I think I was 8 the first time I flew alone, and from what I remember I had a blast, but I think 5 might be a bit young for a four-hour solo flight. Heck, I’m 31 and I get antsy past the 2-hour mark. But it’d depend on the kid in question.

I have a five year old boy as well as an eight year old boy who, of course, was once five. :slight_smile:

I agree with those who’ve said it varies by boy. My oldest boy, Michael, would have done fine on a four hour flight by himself - just pack his Nintendo DS and a couple bags of pretzels and he would have been golden. Adam, my current five year old, wouldn’t be able to handle it. He just isn’t confident or independent enough yet (but I still love you, Adam!).

I’d say the answer is a definite maybe, depending on your kid.

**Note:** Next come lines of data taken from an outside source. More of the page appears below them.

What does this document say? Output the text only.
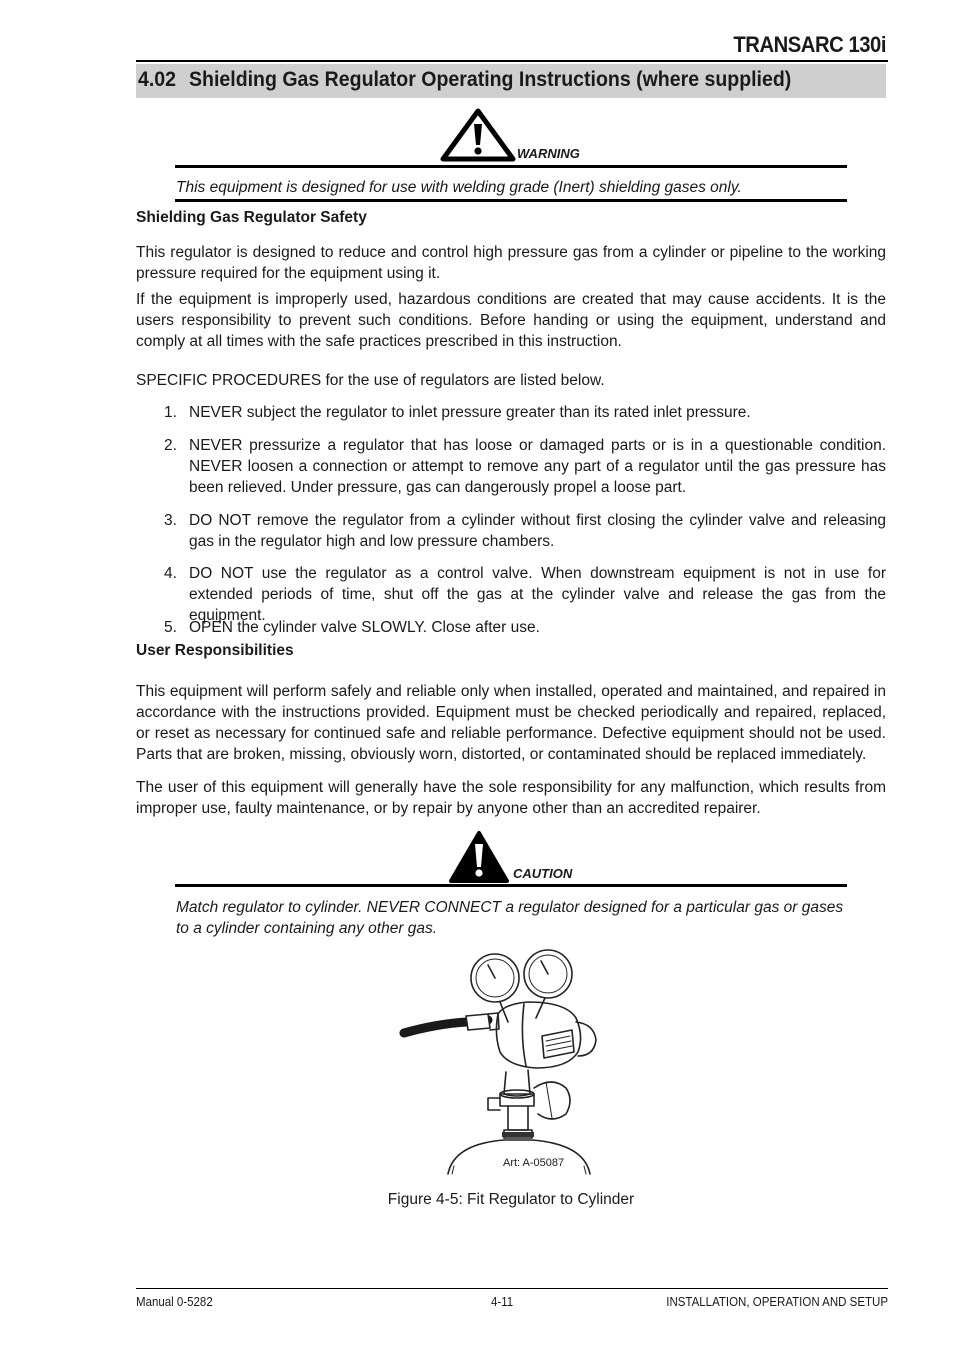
TRANSARC 130i
4.02 Shielding Gas Regulator Operating Instructions (where supplied)
WARNING
This equipment is designed for use with welding grade (Inert) shielding gases only.
Shielding Gas Regulator Safety
This regulator is designed to reduce and control high pressure gas from a cylinder or pipeline to the working pressure required for the equipment using it.
If the equipment is improperly used, hazardous conditions are created that may cause accidents. It is the users responsibility to prevent such conditions. Before handing or using the equipment, understand and comply at all times with the safe practices prescribed in this instruction.
SPECIFIC PROCEDURES for the use of regulators are listed below.
1. NEVER subject the regulator to inlet pressure greater than its rated inlet pressure.
2. NEVER pressurize a regulator that has loose or damaged parts or is in a questionable condition. NEVER loosen a connection or attempt to remove any part of a regulator until the gas pressure has been relieved. Under pressure, gas can dangerously propel a loose part.
3. DO NOT remove the regulator from a cylinder without first closing the cylinder valve and releasing gas in the regulator high and low pressure chambers.
4. DO NOT use the regulator as a control valve. When downstream equipment is not in use for extended periods of time, shut off the gas at the cylinder valve and release the gas from the equipment.
5. OPEN the cylinder valve SLOWLY. Close after use.
User Responsibilities
This equipment will perform safely and reliable only when installed, operated and maintained, and repaired in accordance with the instructions provided. Equipment must be checked periodically and repaired, replaced, or reset as necessary for continued safe and reliable performance. Defective equipment should not be used. Parts that are broken, missing, obviously worn, distorted, or contaminated should be replaced immediately.
The user of this equipment will generally have the sole responsibility for any malfunction, which results from improper use, faulty maintenance, or by repair by anyone other than an accredited repairer.
CAUTION
Match regulator to cylinder. NEVER CONNECT a regulator designed for a particular gas or gases to a cylinder containing any other gas.
Art: A-05087
Figure 4-5: Fit Regulator to Cylinder
Manual 0-5282	4-11	INSTALLATION, OPERATION AND SETUP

5? Not unless it was really urgent. What if the plane has to make an unplanned detour / early landing or something? Even if the staff are keeping their eyes on him, those are rough situations. Not to mention, the stories one hears (rare though they are) of people trying “funny” stuff with unaccompanied minors.

Heck, my kids are 13 and 10 and I wouldn’t do this - admittedly my kids are not as mature as many age-peers are and both have proven that they are not reliable reporters of events around them.